Two recent Canadian studies may seem disheartening at first glance: Babies as young as 6 months show a preference for their own race and bias against people who are not their race. But, say the researchers responsible, determining the start of racial bias could be crucial to its prevention.
In one study, researchers found that babies linked faces from their own races to happy music, and faces from other races to sad music. This association, however, did not emerge until babies were 6 months old (the study tested babies 3 to 10 months old). The second study looked at how willing babies were to learn from other races, by using a series of videos and tracking babies’ responses to reliable and unreliable gazes. Once the babies were 6 to 8 months old, the researchers found, they preferred to gain information — about where to look, in this case — from members of their own race.

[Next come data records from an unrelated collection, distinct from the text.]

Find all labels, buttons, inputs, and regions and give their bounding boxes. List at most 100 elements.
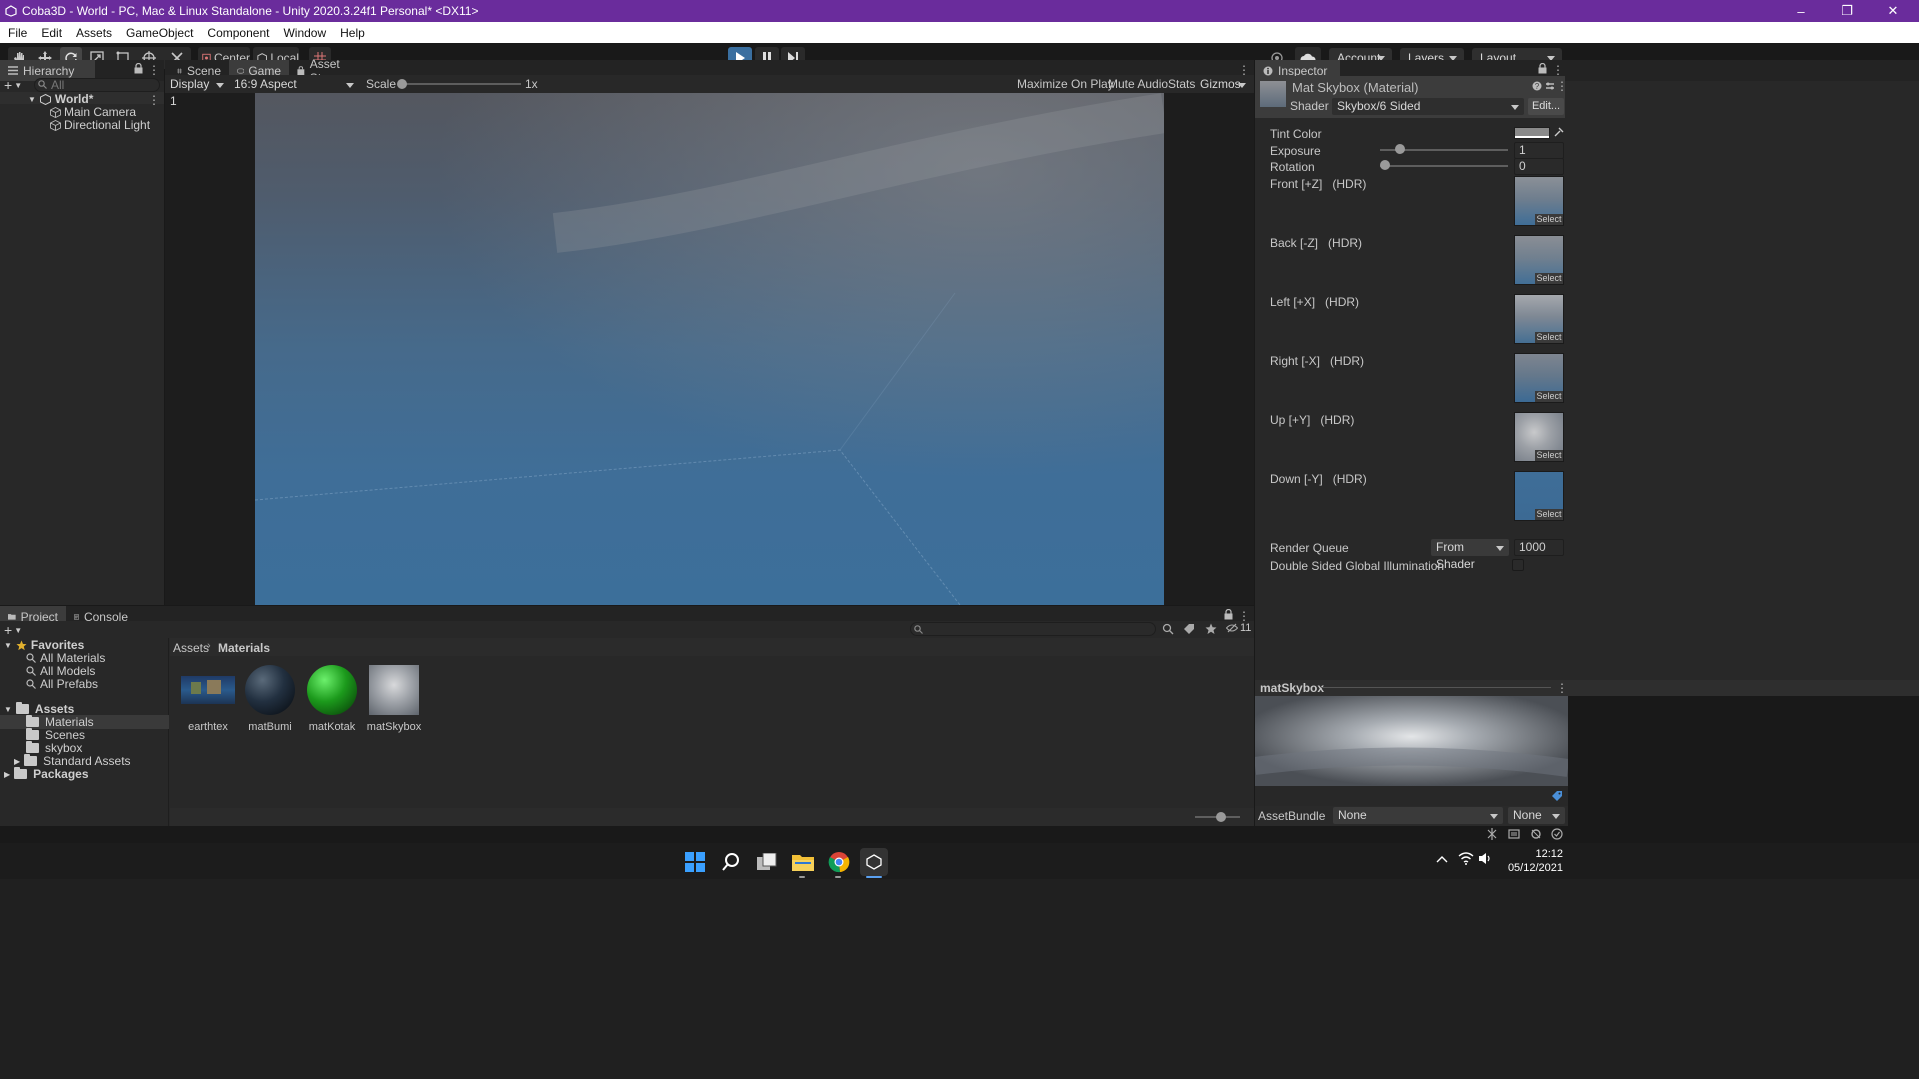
rotation-slider-knob[interactable] <box>1380 160 1390 170</box>
icon-size-slider-knob[interactable] <box>1216 812 1226 822</box>
breadcrumb-assets[interactable]: Assets <box>173 641 209 655</box>
menu-gameobject[interactable]: GameObject <box>126 26 193 40</box>
select-button[interactable]: Select <box>1535 391 1563 402</box>
menu-component[interactable]: Component <box>207 26 269 40</box>
favorite-all-prefabs[interactable]: All Prefabs <box>26 676 98 692</box>
double-sided-gi-checkbox[interactable] <box>1512 559 1524 571</box>
project-footer <box>170 808 1254 826</box>
aspect-dropdown[interactable]: 16:9 Aspect <box>229 76 359 93</box>
build-icon[interactable] <box>1508 828 1520 840</box>
exposure-slider-knob[interactable] <box>1395 144 1405 154</box>
preview-sky-image <box>1255 696 1568 786</box>
face-front-texture[interactable]: Select <box>1514 176 1564 226</box>
wifi-icon[interactable] <box>1458 852 1474 865</box>
project-search-input[interactable] <box>910 622 1156 636</box>
asset-matkotak[interactable]: matKotak <box>304 665 360 733</box>
material-menu-icon[interactable]: ⋮ <box>1556 79 1568 93</box>
minimize-button[interactable]: – <box>1778 0 1824 22</box>
search-by-label-icon[interactable] <box>1183 623 1195 635</box>
game-viewport[interactable] <box>255 93 1164 605</box>
material-preview-thumb <box>1260 81 1286 107</box>
asset-matbumi[interactable]: matBumi <box>242 665 298 733</box>
rotation-field[interactable]: 0 <box>1514 158 1564 175</box>
label-tag-icon[interactable] <box>1551 790 1563 802</box>
eyedropper-icon[interactable] <box>1554 127 1564 137</box>
display-dropdown[interactable]: Display 1 <box>165 76 229 108</box>
face-right-texture[interactable]: Select <box>1514 353 1564 403</box>
project-lock-icon[interactable] <box>1224 609 1233 620</box>
preview-menu-icon[interactable]: ⋮ <box>1556 681 1568 695</box>
scene-menu-icon[interactable]: ⋮ <box>148 93 160 107</box>
stats-toggle[interactable]: Stats <box>1168 77 1195 91</box>
asset-label: matKotak <box>308 721 356 733</box>
menu-edit[interactable]: Edit <box>41 26 62 40</box>
create-button[interactable]: + ▼ <box>4 77 28 93</box>
select-button[interactable]: Select <box>1535 450 1563 461</box>
chrome-icon[interactable] <box>825 848 853 876</box>
hierarchy-search-input[interactable]: All <box>34 78 160 92</box>
skybox-thumbnail <box>369 665 419 715</box>
file-explorer-icon[interactable] <box>789 848 817 876</box>
task-view-icon[interactable] <box>753 848 781 876</box>
close-button[interactable]: ✕ <box>1870 0 1916 22</box>
face-up-texture[interactable]: Select <box>1514 412 1564 462</box>
volume-icon[interactable] <box>1478 852 1492 865</box>
face-down-texture[interactable]: Select <box>1514 471 1564 521</box>
maximize-on-play-toggle[interactable]: Maximize On Play <box>1017 77 1114 91</box>
assetbundle-dropdown[interactable]: None <box>1333 807 1503 824</box>
maximize-button[interactable]: ❐ <box>1824 0 1870 22</box>
unity-taskbar-icon[interactable] <box>860 848 888 876</box>
face-back-texture[interactable]: Select <box>1514 235 1564 285</box>
shader-dropdown[interactable]: Skybox/6 Sided <box>1332 98 1524 115</box>
breadcrumb-materials[interactable]: Materials <box>218 641 270 655</box>
clock[interactable]: 12:12 05/12/2021 <box>1498 847 1563 875</box>
rotation-slider-track[interactable] <box>1380 165 1508 167</box>
render-queue-mode-dropdown[interactable]: From Shader <box>1431 539 1509 571</box>
select-button[interactable]: Select <box>1535 509 1563 520</box>
exposure-field[interactable]: 1 <box>1514 142 1564 159</box>
hierarchy-menu-icon[interactable]: ⋮ <box>148 63 160 77</box>
face-left-texture[interactable]: Select <box>1514 294 1564 344</box>
window-title: Coba3D - World - PC, Mac & Linux Standal… <box>22 4 479 18</box>
debug-icon[interactable] <box>1486 828 1498 840</box>
edit-shader-button[interactable]: Edit... <box>1528 98 1564 115</box>
packages-root[interactable]: ▶ Packages <box>4 766 89 782</box>
mute-audio-toggle[interactable]: Mute Audio <box>1108 77 1168 91</box>
select-button[interactable]: Select <box>1535 214 1563 225</box>
select-button[interactable]: Select <box>1535 273 1563 284</box>
asset-earthtex[interactable]: earthtex <box>180 665 236 733</box>
shader-label: Shader <box>1290 99 1329 113</box>
skybox-preview[interactable] <box>1255 696 1568 786</box>
select-button[interactable]: Select <box>1535 332 1563 343</box>
inspector-menu-icon[interactable]: ⋮ <box>1552 63 1564 77</box>
render-queue-field[interactable]: 1000 <box>1514 539 1564 556</box>
favorite-star-icon[interactable] <box>1205 623 1217 635</box>
gizmos-dropdown[interactable]: Gizmos <box>1195 76 1251 93</box>
tray-overflow-icon[interactable] <box>1436 855 1448 863</box>
search-icon <box>38 80 47 89</box>
inspector-lock-icon[interactable] <box>1538 63 1547 74</box>
taskbar-search-icon[interactable] <box>717 848 745 876</box>
status-ok-icon[interactable] <box>1551 828 1563 840</box>
bag-icon <box>297 65 305 75</box>
help-icon[interactable]: ? <box>1532 81 1542 91</box>
hidden-packages-toggle[interactable]: 11 <box>1226 622 1251 634</box>
scale-slider-knob[interactable] <box>397 79 407 89</box>
unity-logo-icon <box>0 0 22 22</box>
lock-icon[interactable] <box>134 63 143 74</box>
menu-window[interactable]: Window <box>283 26 326 40</box>
tint-color-swatch[interactable] <box>1514 127 1550 139</box>
preset-icon[interactable] <box>1545 81 1555 91</box>
assetbundle-variant-dropdown[interactable]: None <box>1508 807 1565 824</box>
scale-slider-track[interactable] <box>401 83 521 85</box>
search-by-type-icon[interactable] <box>1162 623 1174 635</box>
menu-bar: File Edit Assets GameObject Component Wi… <box>0 22 1919 43</box>
menu-file[interactable]: File <box>8 26 27 40</box>
windows-start-icon[interactable] <box>681 848 709 876</box>
settings-icon[interactable] <box>1530 828 1542 840</box>
hierarchy-item-directional-light[interactable]: Directional Light <box>50 117 150 133</box>
menu-help[interactable]: Help <box>340 26 365 40</box>
menu-assets[interactable]: Assets <box>76 26 112 40</box>
project-create-button[interactable]: + ▼ <box>4 622 22 638</box>
asset-matskybox[interactable]: matSkybox <box>366 665 422 733</box>
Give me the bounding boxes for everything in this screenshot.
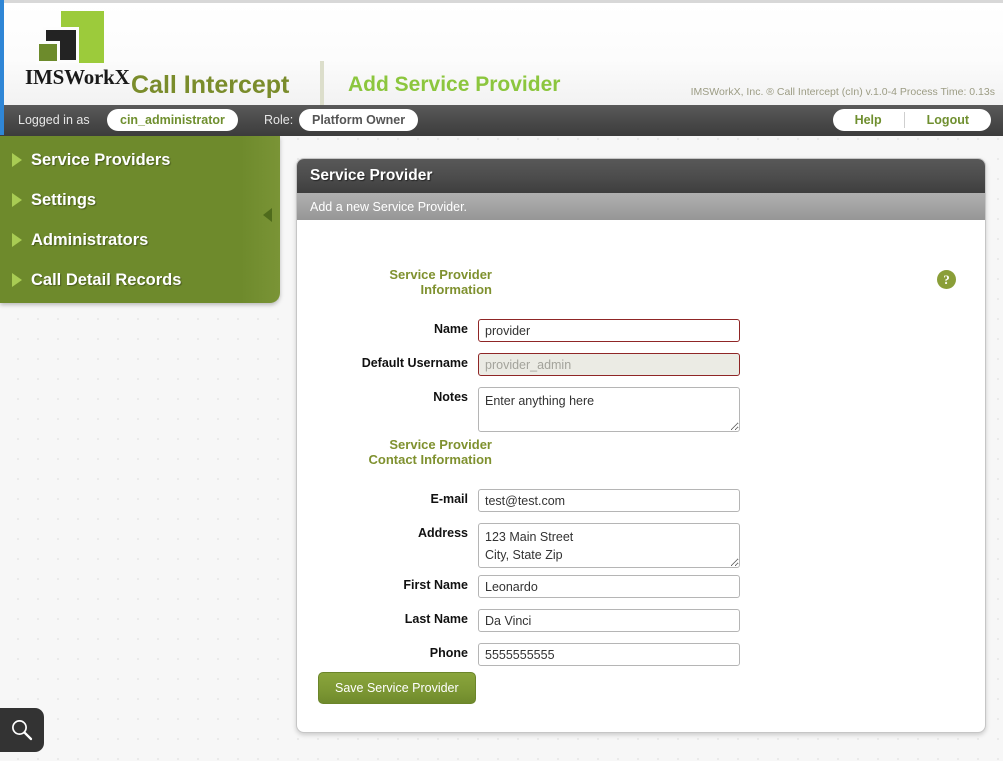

“These findings thus point to the possibility that aspects of racial bias later in life may arise from our lack of exposure to other-race individuals in infancy,” Dr. Kang Lee, a professor at the University of Toronto’s Dr. Eric Jackman Institute of Child Study and lead author on both studies, said in a statement. “If we can pinpoint the starting point of racial bias, which we may have done here, we can start to find ways to prevent racial biases from happening.”
“An important finding is that infants will learn from people they are most exposed to,” added Dr. Naiqi Xiao, a professor at Princeton and author on both studies. One way to prevent racially biased adults, then, may be for parents to make sure they introduce their kids to people of all races from the time they’re very, very young.